L’immagine ancora in secondo piano, ma che lentamente va assumendo contorni nitidi, allora, è quella di un Pd a più forte vocazione centrista, capace di calamitare tutto il fronte moderato che presto sarà in libera uscita dal centrodestra, per la prevedibile implosione di Forza Italia. Ma sarà anche un Pd la cui insegna muterà in Partito della Nazione e che per vedere ben caratterizzata la propria collocazione nello schieramento politico avrà bisogno anche di avere un soggetto ben riconoscibile, persino sufficientemente forte, alla propria sinistra.

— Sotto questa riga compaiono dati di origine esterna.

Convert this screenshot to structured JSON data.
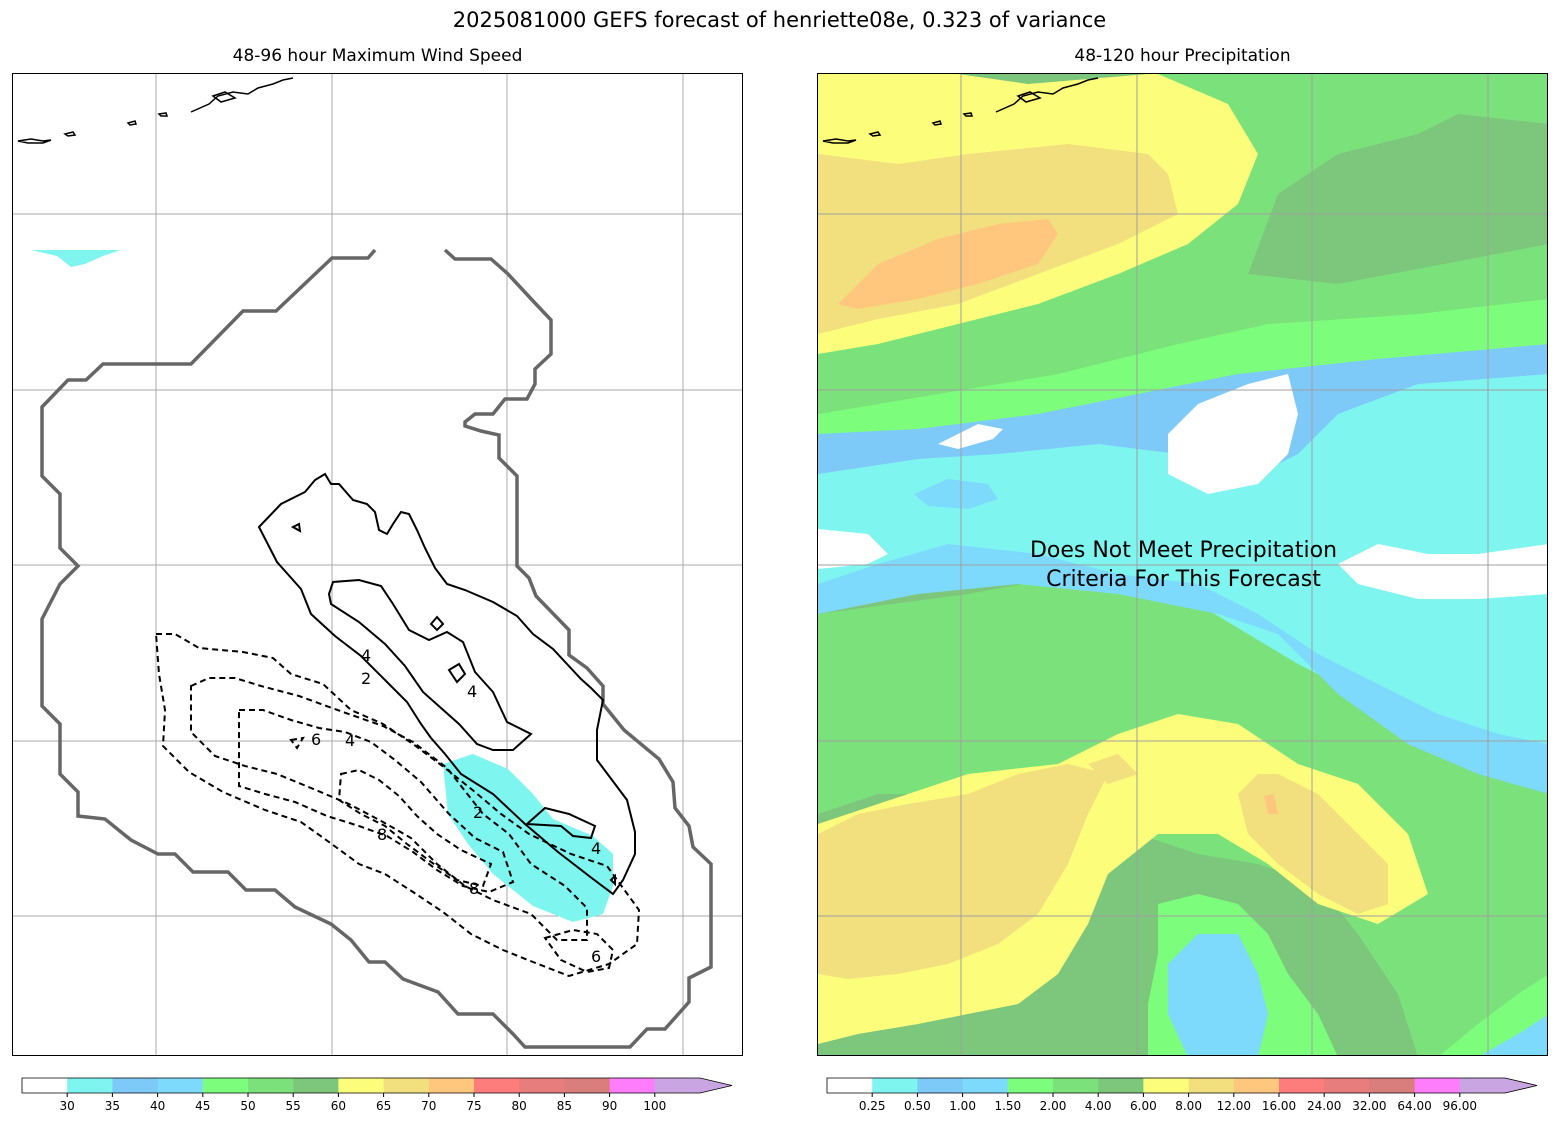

Da tutta questa storia, emerge anche un aspetto paradossale. Si pensava che il civatiano Pastorino, lo stesso Cofferati, Sel e molte forze della sinistra-sinistra (in attesa di vedere se e come si farà viva anche la Coalizione Sociale del leader Fiom Maurizio Landini) avessero l’esclusiva nel trasformare la Liguria in un laboratorio politico per provare a varare un nuovo soggetto politico con vista su Roma. Sullo stesso scacchiere, invece, ora mostra di voler irrompere lo stesso Renzi. E questo spiega perché Raffaella Paita vada avanti come un carrarmato nel reclutare moderati, non importa se provenienti dal centrodestra. Anzi, meglio. Sa di avere le spalle coperte. E sa che nella sfida con Giovanni Toti non c’è in ballo solo la carica di governatore, ma qualcosa che va oltre: far assaggiare intanto ai liguri un piatto che si chiamerà Partito della Nazione. Anche per Renzi ora la Liguria è un laboratorio politico.